THE ISLAND OF SAINTS.

Nature has been lavish in her gifts to this lovely island, once so famous as the nursing-school of the godly and learned. Though fallen from her high estate, though no longer the unrivalled land of science, she is still the

“Land of wild beauty and romantic shapes,
Of sheltered valleys and of stormy capes;
Of the bright garden and the tangled brake,
Of the dark mountain and the sunlit lake!”

Rugged, precipitous cliffs protect her coasts, while her shores are indented by the most magnificent bays and harbors. Her bosom is stored with precious metals, and the most fertile soil in the world crowns her granite base. Her very geographical position is an advantageous one, for she is placed, as it were, an advanced guard on the outskirts of Europe—she opens the route to the great Western world, and she offers the first eastern port to the American mariner.

“Moist, bright, and green, her landscape smiles around;” pellucid lakes reflect as in a mirror the hills, rocks, and precipices on their margins; here are undulating plains of unequalled

verdure; there, garden-like tracts where the myrtle, the rose, and the laurel need no culture; where the evergreen arbutus, in wonderful luxuriance of growth, appears to be indigenous; where every spot is enamelled with flowers and fragrant herbs.

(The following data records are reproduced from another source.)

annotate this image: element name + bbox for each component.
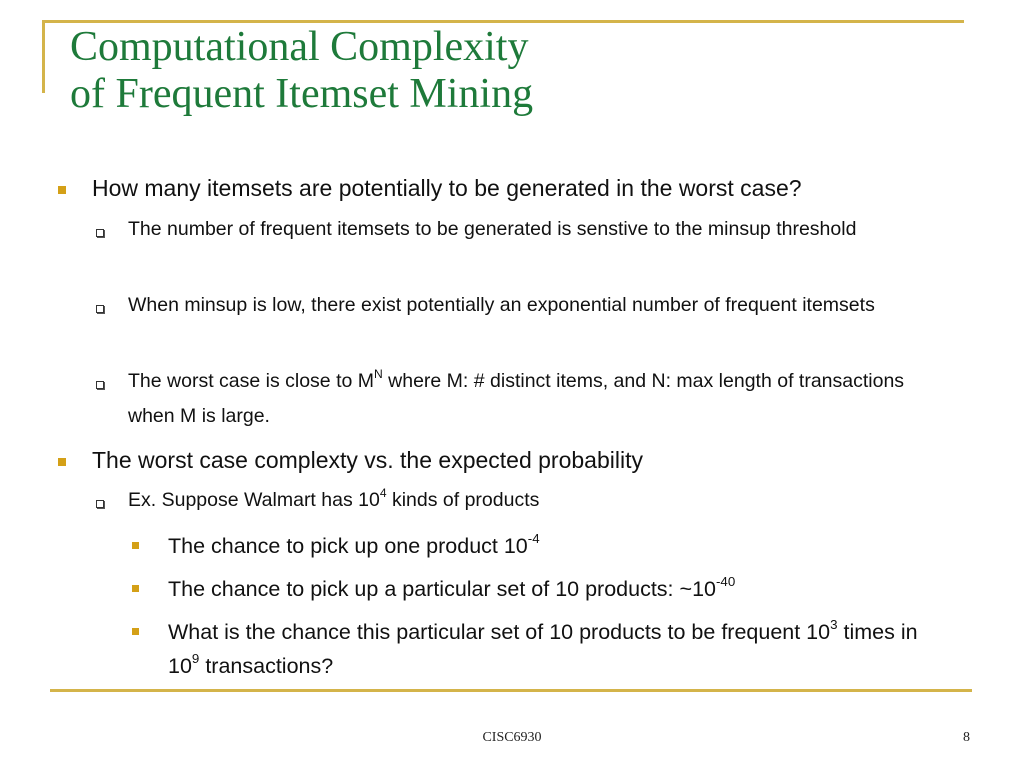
sub-bullet-2-1-pre: Ex. Suppose Walmart has 10 xyxy=(128,489,380,511)
bullet-square-icon xyxy=(132,542,139,549)
sub-bullet-1-2-text: When minsup is low, there exist potentially an exponential number of frequent itemsets xyxy=(128,294,875,316)
sub-sub-bullet-2-text xyxy=(168,572,948,606)
hollow-square-bullet-icon xyxy=(96,500,104,508)
title-line-1: Computational Complexity xyxy=(70,24,529,70)
sub-bullet-1-1-text: The number of frequent itemsets to be generated is senstive to the minsup threshold xyxy=(128,218,857,240)
bullet-2-text: The worst case complexty vs. the expected probability xyxy=(92,447,643,473)
bullet-square-icon xyxy=(58,458,66,466)
sub-sub-bullet-2-superscript: -40 xyxy=(715,573,736,589)
sub-sub-bullet-2-pre: The chance to pick up a particular set of 10 products: ~10 xyxy=(168,577,716,601)
sub-bullet-2-1-post: kinds of products xyxy=(386,489,540,511)
sub-sub-bullet-1-superscript: -4 xyxy=(527,530,540,546)
bullet-square-icon xyxy=(132,585,139,592)
bullet-square-icon xyxy=(132,628,139,635)
sub-sub-bullet-3-pre: What is the chance this particular set of 10 products to be frequent 10 xyxy=(168,620,831,644)
hollow-square-bullet-icon xyxy=(96,229,104,237)
sub-sub-bullet-3-superscript-2: 9 xyxy=(191,650,200,666)
bullet-square-icon xyxy=(58,186,66,194)
sub-bullet-1-3-pre: The worst case is close to M xyxy=(128,370,374,392)
footer-course-label: CISC6930 xyxy=(482,730,542,745)
bullet-1-text: How many itemsets are potentially to be generated in the worst case? xyxy=(92,175,802,201)
sub-sub-bullet-3-superscript-1: 3 xyxy=(830,616,838,632)
sub-bullet-1-3-superscript: N xyxy=(374,366,383,381)
title-line-2: of Frequent Itemset Mining xyxy=(70,71,534,117)
sub-sub-bullet-3-mid: times in 10 xyxy=(168,620,918,678)
sub-sub-bullet-1-pre: The chance to pick up one product 10 xyxy=(168,534,528,558)
sub-sub-bullet-3-post: transactions? xyxy=(199,654,334,678)
hollow-square-bullet-icon xyxy=(96,305,104,313)
sub-bullet-1-3-text xyxy=(128,364,948,434)
sub-bullet-2-1-superscript: 4 xyxy=(379,485,387,500)
sub-sub-bullet-3-text xyxy=(168,615,948,683)
bottom-accent-line xyxy=(50,689,972,692)
hollow-square-bullet-icon xyxy=(96,381,104,389)
footer-page-number: 8 xyxy=(963,730,970,745)
sub-bullet-1-3-post: where M: # distinct items, and N: max length of transactions when M is large. xyxy=(128,370,905,427)
sub-sub-bullet-1-text xyxy=(168,529,948,563)
sub-bullet-2-1-text xyxy=(128,483,948,518)
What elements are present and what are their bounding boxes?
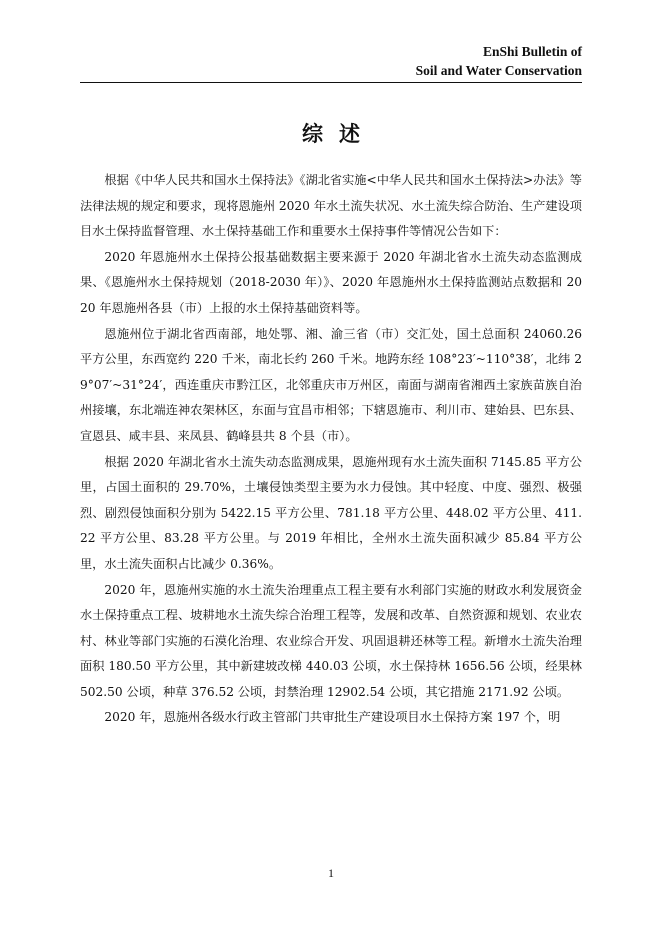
paragraph: 根据《中华人民共和国水土保持法》《湖北省实施<中华人民共和国水土保持法>办法》等法律法规的规定和要求，现将恩施州 2020 年水土流失状况、水土流失综合防治、生产建设项目水土保持监督管理、水土保持基础工作和重要水土保持事件等情况公告如下： bbox=[80, 173, 582, 239]
paragraph: 2020 年，恩施州各级水行政主管部门共审批生产建设项目水土保持方案 197 个，明 bbox=[104, 710, 561, 725]
header-rule bbox=[80, 82, 582, 83]
page-number: 1 bbox=[328, 866, 334, 880]
header-journal-line2: Soil and Water Conservation bbox=[415, 63, 582, 78]
body-text bbox=[80, 168, 582, 731]
paragraph: 2020 年恩施州水土保持公报基础数据主要来源于 2020 年湖北省水土流失动态监测成果、《恩施州水土保持规划（2018-2030 年）》、2020 年恩施州水土保持监测站点数据和 2020 年恩施州各县（市）上报的水土保持基础资料等。 bbox=[80, 249, 582, 315]
paragraph: 2020 年，恩施州实施的水土流失治理重点工程主要有水利部门实施的财政水利发展资金水土保持重点工程、坡耕地水土流失综合治理工程等，发展和改革、自然资源和规划、农业农村、林业等部门实施的石漠化治理、农业综合开发、巩固退耕还林等工程。新增水土流失治理面积 180.50 平方公里，其中新建坡改梯 440.03 公顷，水土保持林 1656.56 公顷，经果林 502.50 公顷，种草 376.52 公顷，封禁治理 12902.54 公顷，其它措施 2171.92 公顷。 bbox=[80, 582, 582, 699]
paragraph: 恩施州位于湖北省西南部，地处鄂、湘、渝三省（市）交汇处，国土总面积 24060.26 平方公里，东西宽约 220 千米，南北长约 260 千米。地跨东经 108°23′~110°38′，北纬 29°07′~31°24′，西连重庆市黔江区，北邻重庆市万州区，南面与湖南省湘西土家族苗族自治州接壤，东北端连神农架林区，东面与宜昌市相邻；下辖恩施市、利川市、建始县、巴东县、宣恩县、咸丰县、来凤县、鹤峰县共 8 个县（市）。 bbox=[80, 326, 582, 443]
running-header bbox=[80, 42, 582, 80]
header-journal-line1: EnShi Bulletin of bbox=[482, 44, 582, 59]
page-title: 综述 bbox=[302, 122, 376, 146]
paragraph: 根据 2020 年湖北省水土流失动态监测成果，恩施州现有水土流失面积 7145.85 平方公里，占国土面积的 29.70%，土壤侵蚀类型主要为水力侵蚀。其中轻度、中度、强烈、极强烈、剧烈侵蚀面积分别为 5422.15 平方公里、781.18 平方公里、448.02 平方公里、411.22 平方公里、83.28 平方公里。与 2019 年相比，全州水土流失面积减少 85.84 平方公里，水土流失面积占比减少 0.36%。 bbox=[80, 454, 582, 571]
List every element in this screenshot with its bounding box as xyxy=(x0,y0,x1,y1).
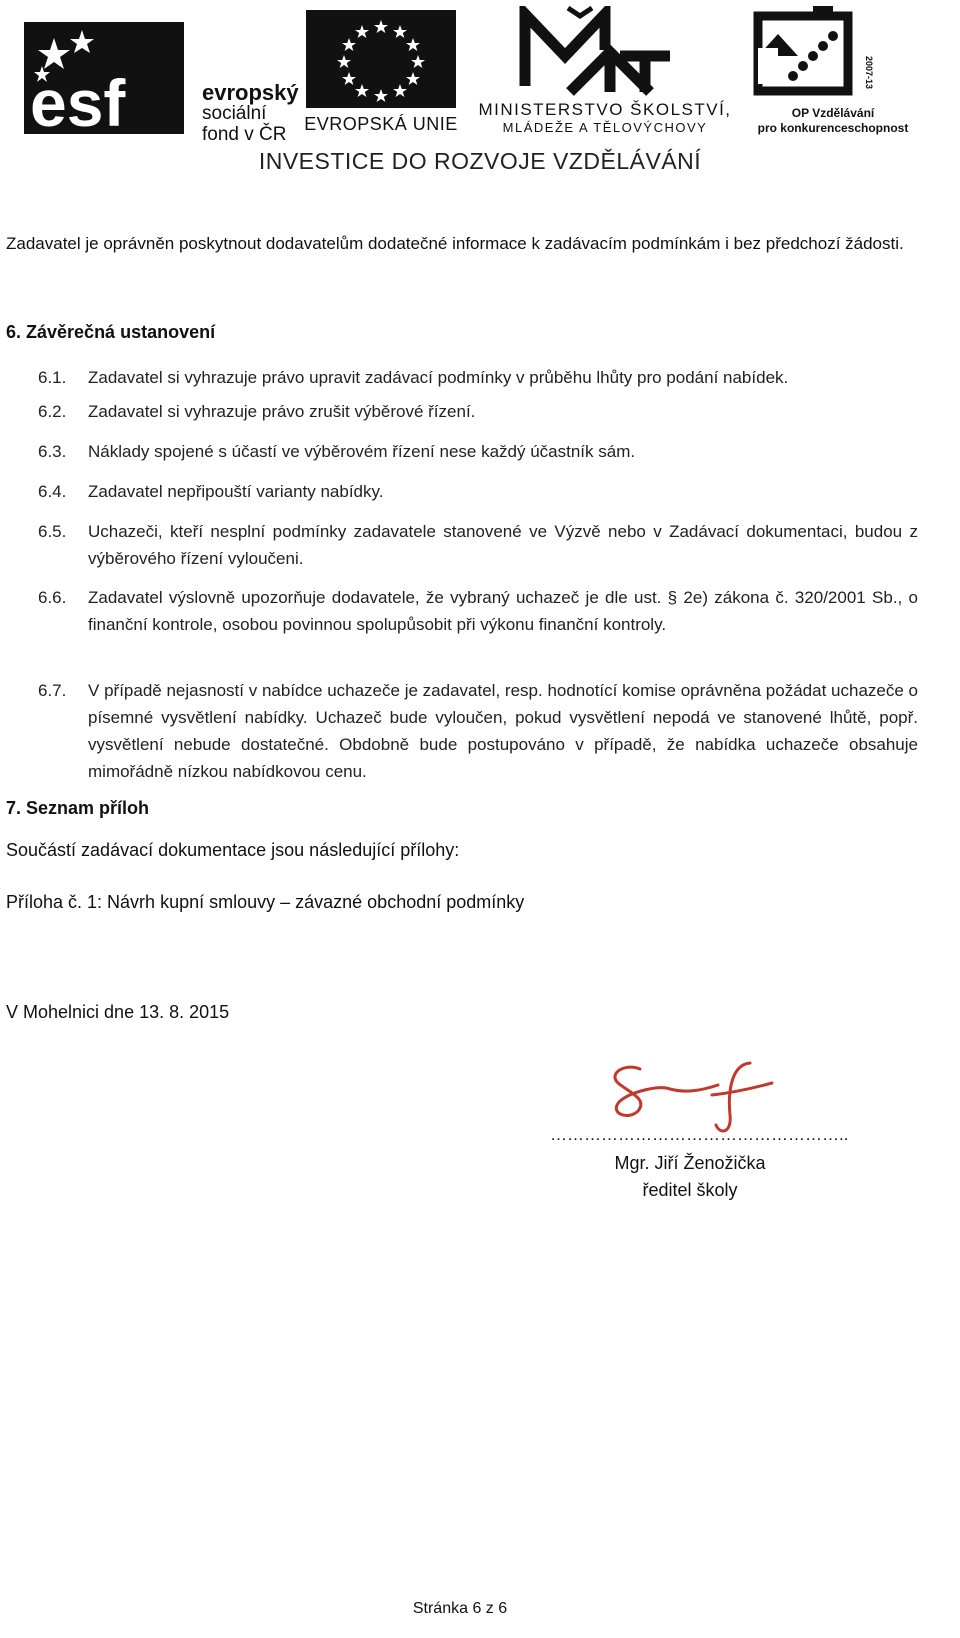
eu-flag-icon xyxy=(300,10,462,110)
msmt-text-line-2: MLÁDEŽE A TĚLOVÝCHOVY xyxy=(502,120,708,135)
esf-text-line-2: sociální xyxy=(202,103,267,124)
item-text: Uchazeči, kteří nesplní podmínky zadavatele stanovené ve Výzvě nebo v Zadávací dokumentaci, budou z výběrového řízení vyloučeni. xyxy=(88,522,918,568)
place-date: V Mohelnici dne 13. 8. 2015 xyxy=(6,1002,230,1022)
esf-text-line-1: evropský xyxy=(202,80,299,105)
eu-logo xyxy=(300,10,462,140)
op-years-text: 2007-13 xyxy=(864,56,874,90)
op-mark-icon xyxy=(748,6,918,104)
eu-text: EVROPSKÁ UNIE xyxy=(304,114,458,134)
item-text: Zadavatel výslovně upozorňuje dodavatele, že vybraný uchazeč je dle ust. § 2e) zákona č. 320/2001 Sb., o finanční kontrole, osobou povinnou spolupůsobit při výkonu finanční kontroly. xyxy=(88,588,918,634)
section-7-heading: 7. Seznam příloh xyxy=(6,798,150,818)
item-number: 6.4. xyxy=(38,482,67,501)
op-text-line-1: OP Vzdělávání xyxy=(791,106,875,120)
esf-text-line-3: fond v ČR xyxy=(202,124,287,145)
item-number: 6.6. xyxy=(38,588,67,607)
logo-header xyxy=(0,0,960,190)
item-text: V případě nejasností v nabídce uchazeče je zadavatel, resp. hodnotící komise oprávněna požádat uchazeče o písemné vysvětlení nabídky. Uchazeč bude vyloučen, pokud vysvětlení nepodá ve stanovené lhůtě, popř. vysvětlení nebude dostatečné. Obdobně bude postupováno v případě, že nabídka uchazeče obsahuje mimořádně nízkou nabídkovou cenu. xyxy=(88,681,918,781)
attachment-1: Příloha č. 1: Návrh kupní smlouvy – závazné obchodní podmínky xyxy=(6,892,525,912)
section-6-heading: 6. Závěrečná ustanovení xyxy=(6,322,216,342)
svg-text:esf: esf xyxy=(30,66,126,134)
esf-mark-icon xyxy=(24,22,184,134)
item-text: Zadavatel si vyhrazuje právo upravit zadávací podmínky v průběhu lhůty pro podání nabídek. xyxy=(88,368,789,387)
intro-paragraph: Zadavatel je oprávněn poskytnout dodavatelům dodatečné informace k zadávacím podmínkám i bez předchozí žádosti. xyxy=(6,234,904,253)
item-text: Zadavatel si vyhrazuje právo zrušit výběrové řízení. xyxy=(88,402,476,421)
signer-role: ředitel školy xyxy=(642,1180,738,1200)
page-number: Stránka 6 z 6 xyxy=(412,1600,508,1617)
op-logo xyxy=(748,6,918,136)
item-number: 6.5. xyxy=(38,522,67,541)
msmt-logo xyxy=(470,6,740,136)
msmt-mark-icon xyxy=(470,6,740,98)
tagline: INVESTICE DO ROZVOJE VZDĚLÁVÁNÍ xyxy=(258,148,702,174)
signer-name: Mgr. Jiří Ženožička xyxy=(614,1153,766,1173)
item-number: 6.2. xyxy=(38,402,67,421)
item-text: Zadavatel nepřipouští varianty nabídky. xyxy=(88,482,384,501)
esf-logo xyxy=(24,22,299,145)
handwritten-signature xyxy=(600,1055,780,1135)
msmt-text-line-1: MINISTERSTVO ŠKOLSTVÍ, xyxy=(478,100,732,119)
item-number: 6.3. xyxy=(38,442,67,461)
item-text: Náklady spojené s účastí ve výběrovém řízení nese každý účastník sám. xyxy=(88,442,636,461)
op-text-line-2: pro konkurenceschopnost xyxy=(757,121,909,135)
item-number: 6.7. xyxy=(38,681,67,700)
signature-line: …………………………………………….. xyxy=(550,1125,849,1144)
attachments-intro: Součástí zadávací dokumentace jsou následující přílohy: xyxy=(6,840,460,860)
item-number: 6.1. xyxy=(38,368,67,387)
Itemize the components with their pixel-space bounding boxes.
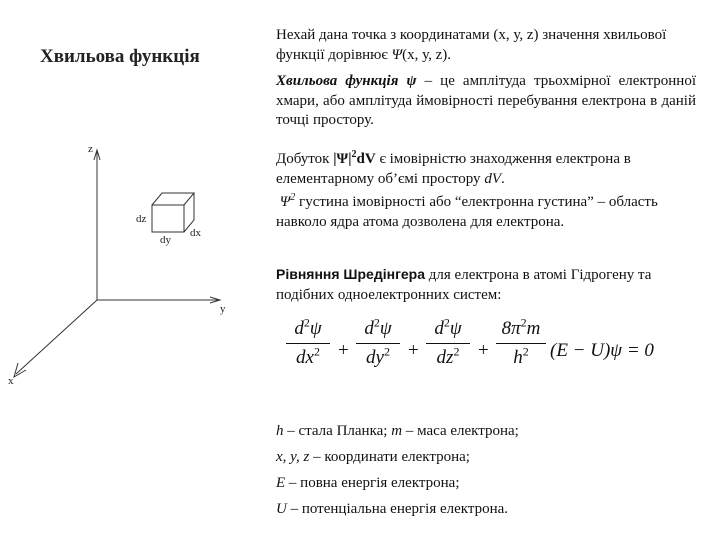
symbol-definitions — [276, 418, 519, 522]
equation-tail: (E − U)ψ = 0 — [550, 340, 654, 361]
intro-psi-symbol: Ψ — [391, 46, 403, 63]
symbol-xyz: x, y, z — [276, 449, 310, 465]
x-axis-label: x — [8, 375, 14, 387]
definition-text: – це амплітуда трьохмірної електронної хмари, або амплітуда ймовірності перебування електрона в даній точці простору. — [276, 73, 696, 128]
coordinate-axes-diagram — [0, 130, 240, 400]
fraction-d2psi-dz2 — [426, 315, 470, 369]
frac1-den: dx — [296, 347, 314, 368]
density-psi-symbol: Ψ — [279, 194, 291, 210]
definition-xyz: – координати електрона; — [309, 449, 470, 465]
frac1-num-var: ψ — [309, 318, 322, 339]
definition-e: – повна енергія електрона; — [285, 475, 460, 491]
y-axis-label: y — [220, 303, 226, 315]
intro-paragraph — [276, 26, 696, 65]
frac3-num-d: d — [434, 318, 444, 339]
intro-text: Нехай дана точка з координатами (х, у, z) значення хвильової функції дорівнює — [276, 27, 667, 63]
x-axis-line — [16, 300, 97, 374]
frac3-den: dz — [436, 347, 454, 368]
definition-paragraph — [276, 72, 696, 131]
frac2-den: dy — [366, 347, 384, 368]
symbol-e: E — [276, 475, 286, 491]
definition-line-u — [276, 496, 519, 522]
definition-h: – стала Планка; — [283, 423, 392, 439]
product-end: . — [500, 170, 505, 187]
dz-label: dz — [136, 213, 147, 225]
dx-label: dx — [190, 227, 201, 239]
symbol-u: U — [276, 501, 287, 517]
frac3-num-var: ψ — [449, 318, 462, 339]
symbol-h: h — [276, 423, 284, 439]
fraction-d2psi-dx2 — [286, 315, 330, 369]
dy-label: dy — [160, 234, 171, 246]
plus-sign-1: + — [338, 340, 349, 361]
schrodinger-text: для електрона в атомі Гідрогену та подібних одноелектронних систем: — [276, 267, 652, 303]
page-title: Хвильова функція — [40, 46, 200, 67]
product-text: є імовірністю знаходження електрона в елементарному об’ємі простору — [276, 151, 631, 187]
density-exponent: 2 — [290, 192, 296, 203]
frac1-den-sup: 2 — [313, 344, 320, 359]
frac1-num-d: d — [294, 318, 304, 339]
intro-coords: (х, у, z). — [402, 46, 452, 63]
product-paragraph — [276, 145, 696, 189]
frac4-num-coef: 8π — [501, 318, 521, 339]
frac4-den-sup: 2 — [522, 344, 529, 359]
fraction-8pi2m-h2 — [496, 315, 546, 369]
frac4-den: h — [513, 347, 523, 368]
schrodinger-title: Рівняння Шредінгера — [276, 266, 426, 282]
schrodinger-paragraph — [276, 265, 696, 305]
frac2-num-sup: 2 — [373, 315, 380, 330]
product-expression: |Ψ| — [333, 151, 352, 167]
plus-sign-2: + — [408, 340, 419, 361]
plus-sign-3: + — [478, 340, 489, 361]
frac3-num-sup: 2 — [443, 315, 450, 330]
density-text: густина імовірності або “електронна густина” – область навколо ядра атома дозволена для електрона. — [276, 194, 658, 230]
z-axis-label: z — [88, 143, 93, 155]
schrodinger-equation — [286, 315, 666, 388]
frac2-num-d: d — [364, 318, 374, 339]
product-exponent: 2 — [351, 149, 357, 160]
definition-u: – потенціальна енергія електрона. — [286, 501, 509, 517]
density-paragraph — [276, 188, 696, 232]
volume-cube-front — [152, 205, 184, 232]
definition-line-h-m — [276, 418, 519, 444]
product-lead: Добуток — [276, 151, 334, 167]
definition-line-e — [276, 470, 519, 496]
frac2-num-var: ψ — [379, 318, 392, 339]
product-volume-var: dV — [484, 170, 501, 187]
definition-term: Хвильова функція ψ — [276, 73, 417, 89]
frac3-den-sup: 2 — [453, 344, 460, 359]
frac4-num-sup: 2 — [520, 315, 527, 330]
definition-line-xyz — [276, 444, 519, 470]
fraction-d2psi-dy2 — [356, 315, 400, 369]
product-dv: dV — [356, 151, 376, 167]
frac1-num-sup: 2 — [303, 315, 310, 330]
definition-m: – маса електрона; — [402, 423, 519, 439]
frac2-den-sup: 2 — [383, 344, 390, 359]
frac4-num-var: m — [526, 318, 541, 339]
symbol-m: m — [391, 423, 403, 439]
volume-cube-top — [152, 193, 194, 205]
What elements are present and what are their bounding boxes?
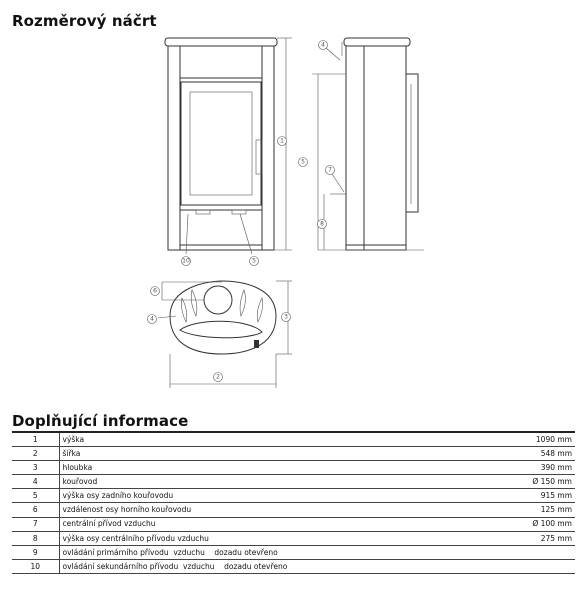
row-label: výška osy centrálního přívodu vzduchu [59,531,495,545]
svg-text:6: 6 [153,287,157,295]
svg-text:5: 5 [252,257,256,265]
row-label: centrální přívod vzduchu [59,517,495,531]
row-value: 390 mm [495,460,575,474]
callout-5-front [250,257,259,266]
stove-side-view [342,38,418,250]
table-row [12,531,575,545]
row-label: výška osy zadního kouřovodu [59,489,495,503]
row-label: šířka [59,446,495,460]
row-value: 1090 mm [495,432,575,446]
callout-4-top [148,315,157,324]
row-value: 915 mm [495,489,575,503]
sketch-heading: Rozměrový náčrt [12,12,157,30]
callout-1 [278,137,287,146]
table-row [12,560,575,574]
row-number: 10 [12,560,59,574]
row-value [495,546,575,560]
info-table [12,431,575,574]
row-label: ovládání primárního přívodu vzduchu dozadu otevřeno [59,546,495,560]
callout-7 [326,166,335,175]
table-row [12,517,575,531]
table-row [12,432,575,446]
svg-text:5: 5 [301,158,305,166]
row-number: 8 [12,531,59,545]
svg-text:3: 3 [284,313,288,321]
table-row [12,475,575,489]
row-value: 125 mm [495,503,575,517]
row-number: 5 [12,489,59,503]
callout-4 [319,41,328,50]
callout-2 [214,373,223,382]
table-row [12,503,575,517]
row-label: ovládání sekundárního přívodu vzduchu dozadu otevřeno [59,560,495,574]
row-number: 1 [12,432,59,446]
table-row [12,460,575,474]
callout-6 [151,287,160,296]
row-value: Ø 150 mm [495,475,575,489]
info-heading: Doplňující informace [12,412,189,430]
row-number: 4 [12,475,59,489]
svg-text:10: 10 [182,257,190,265]
row-number: 7 [12,517,59,531]
callout-8 [318,220,327,229]
row-label: vzdálenost osy horního kouřovodu [59,503,495,517]
callout-10 [182,257,191,266]
table-row [12,489,575,503]
dimension-drawing [0,30,581,400]
svg-text:2: 2 [216,373,220,381]
row-label: hloubka [59,460,495,474]
stove-top-view [170,281,276,354]
stove-front-view [165,38,277,254]
table-row [12,546,575,560]
row-number: 2 [12,446,59,460]
row-number: 6 [12,503,59,517]
row-value: 548 mm [495,446,575,460]
svg-text:7: 7 [328,166,332,174]
svg-text:4: 4 [321,41,325,49]
table-row [12,446,575,460]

Beautiful Ireland! most picturesque land on the face of the globe! Alas! why not also the richest and happiest?

Religion and learning early found a welcome home in this “emerald gem of the ocean.” Even in the dark days of paganism, the priest-and-poet Druid of Erin appears to have been superior in intelligence and culture to his brethren of England and of the Continent; and when Christianity was first preached in the land, no other people ever welcomed it with such ardent enthusiasm as did the Irish; no other people ever clung to their faith with such inviolable fidelity as Irish Catholics have since done.

During the five centuries that followed the apostolic labors of Saint Patrick, so great was the multitude of holy personages who trod in the

way which he traced out; so eminent the sanctity of their lives; so illustrious their learning, that Ireland received the proud title of “Island of Saints and Doctors.” The number of her churches was infinite, and her monasteries and convents were at once the abodes of piety and the sheltering homes of the poor and the stranger. Her theological schools and colleges were the most renowned of Europe. Their halls were open to the students of every clime, “who,” says Moreri, “were there received with greater hospitality than in any other country in the Christian world.” Hither, as to the “emporium of literature,” the youth of France, Germany, and Switzerland repaired in search of knowledge. But to the English nobility and gentry especially, the Venerable Bede tells us “Ireland showed the most cordial hospitality and generosity, for, great though their numbers, they were all most willingly received, maintained, supplied with books, and instructed without fee or reward.”